By Вen Li
"You are traveling, and this course is a way station on your journey–your journey through life. It is a place where you and others like you can reflect on where you have come from and where you are going."
This passage reminiscent of the bad offspring of the Twilight Zone and Douglas Adams is actually the first line from the introduction of the syllabus of a proposed interdisciplinary course, blending art appreciation and theory, biology, computer science, economics, educational theory, history, linguistics, literature, mathematics, philosophy, physics, political theory, psychology, religious studies and sociology.
Fifteen subject areas, two full course equivalents, one year.
The Liberal Arts and Sciences Committee, formed on orders from the U of C President, presented the idea of the course to the Students’ Academic Assembly on Mon., June 21 to generally supportive representatives.
At first glance, it would seem impossible for any one course or instructor or set of instructors to do justice to an offering of this scale. Drawing from almost all aspects of the university, this "Pathways: The Foundations of Knowledge and Understanding" course seems like a survey of all future university courses, in the manner of existing 201s, and could easily be dismissed as something too broad, too redundant and unteachable. After all, no one knows enough about anything to teach specialists about everything.

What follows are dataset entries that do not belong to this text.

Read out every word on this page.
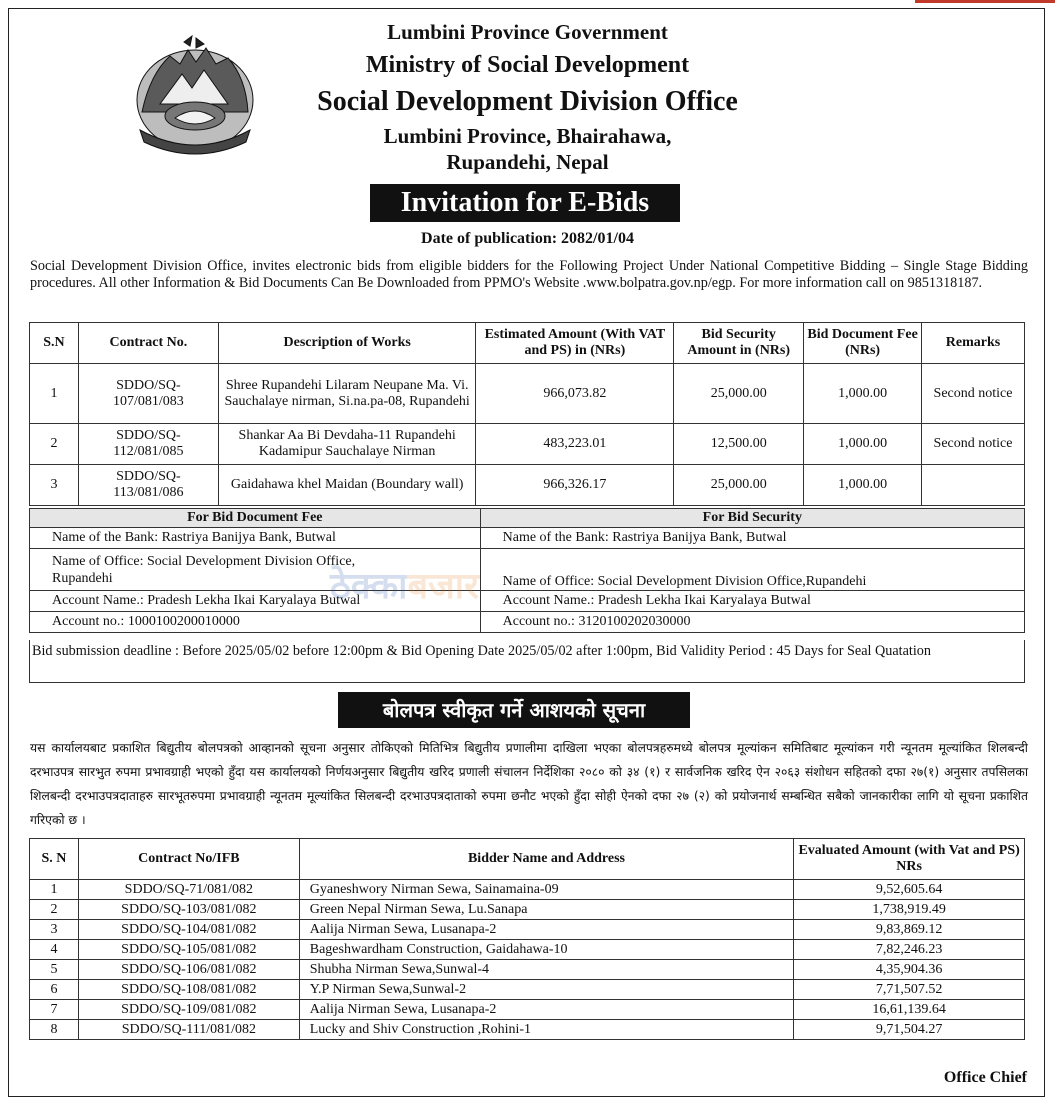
Lumbini Province Government
Ministry of Social Development
Social Development Division Office
Lumbini Province, Bhairahawa,
Rupandehi, Nepal
Invitation for E-Bids
Date of publication: 2082/01/04
Social Development Division Office, invites electronic bids from eligible bidders for the Following Project Under National Competitive Bidding – Single Stage Bidding procedures. All other Information & Bid Documents Can Be Downloaded from PPMO's Website .www.bolpatra.gov.np/egp. For more information call on 9851318187.
S.N	Contract No.	Description of Works	Estimated Amount (With VAT and PS) in (NRs)	Bid Security Amount in (NRs)	Bid Document Fee (NRs)	Remarks
1	SDDO/SQ-107/081/083	Shree Rupandehi Lilaram Neupane Ma. Vi. Sauchalaye nirman, Si.na.pa-08, Rupandehi	966,073.82	25,000.00	1,000.00	Second notice
2	SDDO/SQ-112/081/085	Shankar Aa Bi Devdaha-11 Rupandehi Kadamipur Sauchalaye Nirman	483,223.01	12,500.00	1,000.00	Second notice
3	SDDO/SQ-113/081/086	Gaidahawa khel Maidan (Boundary wall)	966,326.17	25,000.00	1,000.00	
For Bid Document Fee	For Bid Security
Name of the Bank: Rastriya Banijya Bank, Butwal	Name of the Bank: Rastriya Banijya Bank, Butwal
Name of Office: Social Development Division Office, Rupandehi	Name of Office: Social Development Division Office,Rupandehi
Account Name.: Pradesh Lekha Ikai Karyalaya Butwal	Account Name.: Pradesh Lekha Ikai Karyalaya Butwal
Account no.: 1000100200010000	Account no.: 3120100202030000
Bid submission deadline : Before 2025/05/02 before 12:00pm & Bid Opening Date 2025/05/02 after 1:00pm, Bid Validity Period : 45 Days for Seal Quatation
ठेक्काबजार
बोलपत्र स्वीकृत गर्ने आशयको सूचना
यस कार्यालयबाट प्रकाशित बिद्युतीय बोलपत्रको आव्हानको सूचना अनुसार तोकिएको मितिभित्र बिद्युतीय प्रणालीमा दाखिला भएका बोलपत्रहरुमध्ये बोलपत्र मूल्यांकन समितिबाट मूल्यांकन गरी न्यूनतम मूल्यांकित शिलबन्दी दरभाउपत्र सारभुत रुपमा प्रभावग्राही भएको हुँदा यस कार्यालयको निर्णयअनुसार बिद्युतीय खरिद प्रणाली संचालन निर्देशिका २०८० को ३४ (१) र सार्वजनिक खरिद ऐन २०६३ संशोधन सहितको दफा २७(१) अनुसार तपसिलका शिलबन्दी दरभाउपत्रदाताहरु सारभूतरुपमा प्रभावग्राही न्यूनतम मूल्यांकित सिलबन्दी दरभाउपत्रदाताको रुपमा छनौट भएको हुँदा सोही ऐनको दफा २७ (२) को प्रयोजनार्थ सम्बन्धित सबैको जानकारीका लागि यो सूचना प्रकाशित गरिएको छ ।
S. N	Contract No/IFB	Bidder Name and Address	Evaluated Amount (with Vat and PS) NRs
1	SDDO/SQ-71/081/082	Gyaneshwory Nirman Sewa, Sainamaina-09	9,52,605.64
2	SDDO/SQ-103/081/082	Green Nepal Nirman Sewa, Lu.Sanapa	1,738,919.49
3	SDDO/SQ-104/081/082	Aalija Nirman Sewa, Lusanapa-2	9,83,869.12
4	SDDO/SQ-105/081/082	Bageshwardham Construction, Gaidahawa-10	7,82,246.23
5	SDDO/SQ-106/081/082	Shubha Nirman Sewa,Sunwal-4	4,35,904.36
6	SDDO/SQ-108/081/082	Y.P Nirman Sewa,Sunwal-2	7,71,507.52
7	SDDO/SQ-109/081/082	Aalija Nirman Sewa, Lusanapa-2	16,61,139.64
8	SDDO/SQ-111/081/082	Lucky and Shiv Construction ,Rohini-1	9,71,504.27
Office Chief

Setting aside for the moment the practical difficulties of eventually making the course mandatory for all undergraduates, in tutorial groups of 25 each, what would students gain from the experience?
According to the committee members, a list which reads as a virtual who’s who of the U of C academic elite–Reid, Rangachari, Glasberg, Srivastava and Schultz–the ultimate goal of this course is that it aims "to place [students] on one of the many pathways to becoming truly educated."
A noble goal indeed, and one that all places of higher learning should strive to meet. The well rounded philosopher and intellectual generalist has been prized in both ancient and modern places of higher learning.
But is the University of Calgary so intellectually bankrupt that its members need to be taught to talk to others outside their field in order to acquire some general knowledge?
As it stands, most undergraduate programs already require students to take approximately four FCEs of options outside the focus of the degree, and everybody has the opportunity to interact with each other without a formal university course. We certainly do not need this course to produce well-rounded graduates, as convocation showed this June.
However, that does not mean a course that uses as texts The Wealth of Nations, The Origin of Species, The End of History and Science and Human Behaviour would be bad. As a requirement, it would force the specialists, both students and instructors, to acknowledge that other fields do exist, and that similar ideas often arise independently in different disciplines.
As an option, it allows those who seek enlightenment an opportunity to do so without overcoming the barriers between balkanized enclaves of the academic community. As a discussion item, it has already brought together some of the best minds on campus.